I would have liked to have captured more of this, but coating the foothills you can see a multitude of the worst kind of slums. I got the impression, especially seeing just how many of them there are from the plane, that a fair proportion of Mexico City's population live in this squalor. Sergio, my tour guide, told me that they usually don't have running water or electricity, and that families have lived there for generations. I guess you get used to it after a while.

Near the Teotihuacan pyramids, a nice souvenir shop and lapidary conspires to deprive tourists like me of copious amounts of money. Their speciality is making these elaborate stone masks made from obsidian, lapis lazuli, garnet, jade, etc. The masks and sculptures are replicas of artifacts from the Archaeological Museum and apparently take around three weeks of grueling labor and risk of pneumonoultramicroscopicvolcanosiliconiosis. I thought that was cool, so I bought an awesome lapis lazuli mask.
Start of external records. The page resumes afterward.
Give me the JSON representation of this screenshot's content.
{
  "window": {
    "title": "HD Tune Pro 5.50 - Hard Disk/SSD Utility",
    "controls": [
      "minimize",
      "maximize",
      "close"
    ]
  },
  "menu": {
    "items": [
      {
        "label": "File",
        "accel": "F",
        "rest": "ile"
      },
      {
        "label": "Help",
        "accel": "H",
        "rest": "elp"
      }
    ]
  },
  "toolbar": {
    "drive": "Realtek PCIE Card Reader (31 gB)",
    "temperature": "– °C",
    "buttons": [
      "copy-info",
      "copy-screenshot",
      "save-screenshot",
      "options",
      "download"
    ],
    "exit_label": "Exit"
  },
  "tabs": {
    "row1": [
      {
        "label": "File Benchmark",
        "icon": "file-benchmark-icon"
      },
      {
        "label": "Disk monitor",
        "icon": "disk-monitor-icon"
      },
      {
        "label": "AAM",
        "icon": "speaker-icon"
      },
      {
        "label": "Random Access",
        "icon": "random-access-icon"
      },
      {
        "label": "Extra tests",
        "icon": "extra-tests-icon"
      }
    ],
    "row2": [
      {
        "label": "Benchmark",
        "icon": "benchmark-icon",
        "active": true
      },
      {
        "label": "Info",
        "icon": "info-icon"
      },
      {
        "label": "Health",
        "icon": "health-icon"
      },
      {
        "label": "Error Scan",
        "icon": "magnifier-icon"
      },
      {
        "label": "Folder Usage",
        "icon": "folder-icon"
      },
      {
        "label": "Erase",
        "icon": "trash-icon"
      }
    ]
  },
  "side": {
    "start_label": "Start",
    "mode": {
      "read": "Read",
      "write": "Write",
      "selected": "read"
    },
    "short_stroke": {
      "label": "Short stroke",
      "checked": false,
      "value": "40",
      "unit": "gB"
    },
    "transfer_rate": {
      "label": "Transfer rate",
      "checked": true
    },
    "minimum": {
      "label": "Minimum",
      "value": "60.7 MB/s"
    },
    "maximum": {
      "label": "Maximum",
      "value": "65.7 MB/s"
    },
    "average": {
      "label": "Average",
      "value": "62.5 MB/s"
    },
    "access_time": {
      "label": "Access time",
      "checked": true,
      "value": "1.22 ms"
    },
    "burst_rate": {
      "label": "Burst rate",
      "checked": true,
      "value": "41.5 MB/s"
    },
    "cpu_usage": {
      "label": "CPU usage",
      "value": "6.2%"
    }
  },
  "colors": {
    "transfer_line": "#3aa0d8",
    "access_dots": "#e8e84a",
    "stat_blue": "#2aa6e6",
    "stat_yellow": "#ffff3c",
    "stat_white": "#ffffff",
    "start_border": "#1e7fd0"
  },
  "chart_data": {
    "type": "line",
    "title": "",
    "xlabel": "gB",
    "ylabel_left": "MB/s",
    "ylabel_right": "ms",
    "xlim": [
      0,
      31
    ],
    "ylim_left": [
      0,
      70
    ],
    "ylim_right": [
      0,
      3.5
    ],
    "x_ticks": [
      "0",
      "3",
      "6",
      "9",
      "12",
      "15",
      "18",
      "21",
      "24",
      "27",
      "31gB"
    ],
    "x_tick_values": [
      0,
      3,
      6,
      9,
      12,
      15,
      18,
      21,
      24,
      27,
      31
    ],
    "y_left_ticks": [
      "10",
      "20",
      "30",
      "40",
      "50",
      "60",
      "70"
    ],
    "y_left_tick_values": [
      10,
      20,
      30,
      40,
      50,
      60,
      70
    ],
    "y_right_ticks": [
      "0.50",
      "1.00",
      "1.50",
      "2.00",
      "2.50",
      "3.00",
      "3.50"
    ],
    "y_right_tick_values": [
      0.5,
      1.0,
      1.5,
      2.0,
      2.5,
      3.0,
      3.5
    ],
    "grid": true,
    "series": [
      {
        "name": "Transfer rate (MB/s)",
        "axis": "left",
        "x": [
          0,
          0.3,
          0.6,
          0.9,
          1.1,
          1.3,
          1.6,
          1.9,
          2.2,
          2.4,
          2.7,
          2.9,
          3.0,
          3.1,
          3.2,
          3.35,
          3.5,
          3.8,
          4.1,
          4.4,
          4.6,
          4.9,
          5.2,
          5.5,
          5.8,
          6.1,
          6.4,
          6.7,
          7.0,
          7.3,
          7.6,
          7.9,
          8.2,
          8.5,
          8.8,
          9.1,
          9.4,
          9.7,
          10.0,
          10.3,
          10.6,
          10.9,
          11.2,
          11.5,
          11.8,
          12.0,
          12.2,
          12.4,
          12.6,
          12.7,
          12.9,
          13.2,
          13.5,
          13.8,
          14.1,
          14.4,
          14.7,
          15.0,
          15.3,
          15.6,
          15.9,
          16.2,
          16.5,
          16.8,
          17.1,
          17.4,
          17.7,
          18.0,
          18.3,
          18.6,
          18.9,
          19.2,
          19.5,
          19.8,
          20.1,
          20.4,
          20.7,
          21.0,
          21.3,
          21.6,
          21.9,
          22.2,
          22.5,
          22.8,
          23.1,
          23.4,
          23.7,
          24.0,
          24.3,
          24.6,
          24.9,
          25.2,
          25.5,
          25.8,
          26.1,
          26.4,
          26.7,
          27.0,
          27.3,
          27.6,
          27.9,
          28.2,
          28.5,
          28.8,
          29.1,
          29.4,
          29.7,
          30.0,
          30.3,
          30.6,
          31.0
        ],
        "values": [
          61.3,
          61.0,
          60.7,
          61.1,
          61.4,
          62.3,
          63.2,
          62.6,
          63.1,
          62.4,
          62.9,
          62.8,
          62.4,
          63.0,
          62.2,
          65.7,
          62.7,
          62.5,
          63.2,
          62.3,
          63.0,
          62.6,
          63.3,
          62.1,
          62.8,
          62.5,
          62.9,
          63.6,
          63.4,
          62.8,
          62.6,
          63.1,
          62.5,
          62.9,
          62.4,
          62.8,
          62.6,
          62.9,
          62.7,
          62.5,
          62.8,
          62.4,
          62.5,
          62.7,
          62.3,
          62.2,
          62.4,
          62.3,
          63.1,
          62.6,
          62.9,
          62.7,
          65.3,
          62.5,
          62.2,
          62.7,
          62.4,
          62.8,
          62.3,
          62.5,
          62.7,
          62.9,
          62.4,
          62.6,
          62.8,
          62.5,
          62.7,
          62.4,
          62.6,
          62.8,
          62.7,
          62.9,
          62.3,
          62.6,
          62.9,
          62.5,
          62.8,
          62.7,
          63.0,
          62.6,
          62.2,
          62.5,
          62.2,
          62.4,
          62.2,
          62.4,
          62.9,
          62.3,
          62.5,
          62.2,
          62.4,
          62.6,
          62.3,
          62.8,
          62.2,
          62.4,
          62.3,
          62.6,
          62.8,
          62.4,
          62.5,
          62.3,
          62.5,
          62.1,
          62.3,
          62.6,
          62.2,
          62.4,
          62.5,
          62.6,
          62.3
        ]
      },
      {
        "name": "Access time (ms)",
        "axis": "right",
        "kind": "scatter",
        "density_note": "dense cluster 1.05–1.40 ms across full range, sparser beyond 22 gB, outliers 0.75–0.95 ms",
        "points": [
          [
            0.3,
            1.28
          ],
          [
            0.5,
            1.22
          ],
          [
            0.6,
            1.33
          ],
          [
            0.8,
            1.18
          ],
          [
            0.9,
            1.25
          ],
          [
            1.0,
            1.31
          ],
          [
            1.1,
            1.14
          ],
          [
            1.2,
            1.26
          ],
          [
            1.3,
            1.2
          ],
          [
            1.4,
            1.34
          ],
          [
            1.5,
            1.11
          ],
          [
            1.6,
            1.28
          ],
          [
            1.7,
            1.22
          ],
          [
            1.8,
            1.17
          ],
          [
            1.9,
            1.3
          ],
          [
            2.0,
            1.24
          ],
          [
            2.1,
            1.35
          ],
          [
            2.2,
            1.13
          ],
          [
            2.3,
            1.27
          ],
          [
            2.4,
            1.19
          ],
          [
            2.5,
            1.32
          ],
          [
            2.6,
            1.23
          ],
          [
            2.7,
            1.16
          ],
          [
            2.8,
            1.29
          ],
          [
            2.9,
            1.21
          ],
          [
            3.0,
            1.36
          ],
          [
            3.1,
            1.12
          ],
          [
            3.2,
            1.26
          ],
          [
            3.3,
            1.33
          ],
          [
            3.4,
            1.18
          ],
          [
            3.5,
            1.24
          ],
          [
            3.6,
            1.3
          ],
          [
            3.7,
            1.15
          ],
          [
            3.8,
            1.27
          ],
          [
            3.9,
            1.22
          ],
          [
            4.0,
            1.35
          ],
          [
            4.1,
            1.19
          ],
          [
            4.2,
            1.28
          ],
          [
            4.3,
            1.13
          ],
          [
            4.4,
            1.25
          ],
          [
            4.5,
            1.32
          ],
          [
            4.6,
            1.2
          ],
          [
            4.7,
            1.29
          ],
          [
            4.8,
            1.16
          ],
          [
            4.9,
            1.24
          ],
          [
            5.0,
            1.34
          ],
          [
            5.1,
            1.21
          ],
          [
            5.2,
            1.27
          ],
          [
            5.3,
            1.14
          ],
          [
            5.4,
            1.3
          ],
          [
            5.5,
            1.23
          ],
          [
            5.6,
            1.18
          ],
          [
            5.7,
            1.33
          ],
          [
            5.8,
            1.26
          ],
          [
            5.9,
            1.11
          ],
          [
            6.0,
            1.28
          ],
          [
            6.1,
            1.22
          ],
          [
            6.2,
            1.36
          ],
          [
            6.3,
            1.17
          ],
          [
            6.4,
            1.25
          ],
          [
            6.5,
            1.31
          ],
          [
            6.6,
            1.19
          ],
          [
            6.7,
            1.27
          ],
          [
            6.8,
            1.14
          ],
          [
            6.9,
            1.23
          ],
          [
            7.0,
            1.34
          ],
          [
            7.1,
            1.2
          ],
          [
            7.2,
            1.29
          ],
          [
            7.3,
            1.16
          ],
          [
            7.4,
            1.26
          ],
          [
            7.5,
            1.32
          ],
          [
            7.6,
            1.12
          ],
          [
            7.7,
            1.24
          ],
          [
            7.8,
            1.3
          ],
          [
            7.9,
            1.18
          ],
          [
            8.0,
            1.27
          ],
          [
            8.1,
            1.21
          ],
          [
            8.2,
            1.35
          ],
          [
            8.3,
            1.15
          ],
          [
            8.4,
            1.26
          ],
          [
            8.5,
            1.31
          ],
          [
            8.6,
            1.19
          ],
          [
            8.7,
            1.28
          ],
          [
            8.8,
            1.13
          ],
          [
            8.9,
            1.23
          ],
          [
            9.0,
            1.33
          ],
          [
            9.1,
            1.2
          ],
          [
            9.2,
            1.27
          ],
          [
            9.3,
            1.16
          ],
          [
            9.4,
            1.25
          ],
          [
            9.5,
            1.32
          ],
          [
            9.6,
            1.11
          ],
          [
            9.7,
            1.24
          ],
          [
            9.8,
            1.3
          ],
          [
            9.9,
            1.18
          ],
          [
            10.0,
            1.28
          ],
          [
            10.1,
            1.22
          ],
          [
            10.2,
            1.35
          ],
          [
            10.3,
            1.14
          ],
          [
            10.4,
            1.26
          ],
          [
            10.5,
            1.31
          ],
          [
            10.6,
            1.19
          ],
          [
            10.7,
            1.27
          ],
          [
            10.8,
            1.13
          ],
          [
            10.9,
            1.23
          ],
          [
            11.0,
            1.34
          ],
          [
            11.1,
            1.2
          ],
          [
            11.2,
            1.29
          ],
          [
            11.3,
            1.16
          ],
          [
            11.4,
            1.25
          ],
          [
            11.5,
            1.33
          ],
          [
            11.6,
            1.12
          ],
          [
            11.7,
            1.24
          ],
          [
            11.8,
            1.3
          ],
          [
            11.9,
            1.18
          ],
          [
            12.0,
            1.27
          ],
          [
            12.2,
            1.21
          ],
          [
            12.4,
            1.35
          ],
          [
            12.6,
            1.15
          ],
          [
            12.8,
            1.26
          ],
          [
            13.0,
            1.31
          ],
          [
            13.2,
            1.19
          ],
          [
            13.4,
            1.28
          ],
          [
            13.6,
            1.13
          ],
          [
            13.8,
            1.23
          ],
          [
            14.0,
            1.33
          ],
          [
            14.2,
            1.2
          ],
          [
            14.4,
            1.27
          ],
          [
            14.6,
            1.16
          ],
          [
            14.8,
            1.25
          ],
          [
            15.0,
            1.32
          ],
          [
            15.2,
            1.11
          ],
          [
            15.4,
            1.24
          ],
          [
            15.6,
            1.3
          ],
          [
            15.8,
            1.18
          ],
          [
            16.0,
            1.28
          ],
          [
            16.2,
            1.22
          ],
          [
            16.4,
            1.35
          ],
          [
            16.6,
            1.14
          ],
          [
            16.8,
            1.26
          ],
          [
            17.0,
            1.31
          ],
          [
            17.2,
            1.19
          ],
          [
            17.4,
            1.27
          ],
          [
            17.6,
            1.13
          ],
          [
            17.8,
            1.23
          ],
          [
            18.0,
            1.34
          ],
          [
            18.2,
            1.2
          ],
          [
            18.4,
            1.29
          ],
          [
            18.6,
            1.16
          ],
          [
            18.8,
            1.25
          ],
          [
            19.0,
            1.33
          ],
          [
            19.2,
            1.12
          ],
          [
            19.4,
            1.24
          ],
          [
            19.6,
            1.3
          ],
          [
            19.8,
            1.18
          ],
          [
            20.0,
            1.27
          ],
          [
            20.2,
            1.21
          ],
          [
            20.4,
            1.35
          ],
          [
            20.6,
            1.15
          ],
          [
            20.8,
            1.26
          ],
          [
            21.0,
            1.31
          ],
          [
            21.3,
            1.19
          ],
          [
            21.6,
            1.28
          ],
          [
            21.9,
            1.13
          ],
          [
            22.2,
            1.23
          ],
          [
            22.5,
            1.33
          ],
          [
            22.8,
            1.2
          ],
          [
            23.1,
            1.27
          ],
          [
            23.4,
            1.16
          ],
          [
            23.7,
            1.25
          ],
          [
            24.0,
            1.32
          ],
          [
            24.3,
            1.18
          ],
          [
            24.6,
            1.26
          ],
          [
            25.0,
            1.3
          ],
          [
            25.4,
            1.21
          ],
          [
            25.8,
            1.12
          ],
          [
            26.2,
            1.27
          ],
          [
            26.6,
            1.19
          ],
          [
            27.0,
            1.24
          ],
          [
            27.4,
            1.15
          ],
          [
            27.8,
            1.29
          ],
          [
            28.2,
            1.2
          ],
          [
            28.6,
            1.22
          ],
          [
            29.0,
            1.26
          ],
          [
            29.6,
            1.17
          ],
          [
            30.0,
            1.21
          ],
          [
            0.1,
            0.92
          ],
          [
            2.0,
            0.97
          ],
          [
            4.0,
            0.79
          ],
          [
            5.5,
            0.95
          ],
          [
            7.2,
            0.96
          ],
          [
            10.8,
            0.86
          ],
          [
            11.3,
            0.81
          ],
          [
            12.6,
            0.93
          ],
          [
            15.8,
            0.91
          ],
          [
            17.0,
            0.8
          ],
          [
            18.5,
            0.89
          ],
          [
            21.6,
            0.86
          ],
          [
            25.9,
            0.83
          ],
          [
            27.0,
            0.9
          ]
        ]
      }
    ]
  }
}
Finally, we arrived at the Teotihuacan Pyramids. Briefly: "Teotihuacan is an enormous archaeological site in the Basin of Mexico, containing some of the largest pyramidal structures built in the pre-Columbian Americas. Apart from the pyramidal structures, the archaeological site of Teotihuacan is also known for its large residential complexes, the so-called "street of the dead", and its colorful well-preserved murals.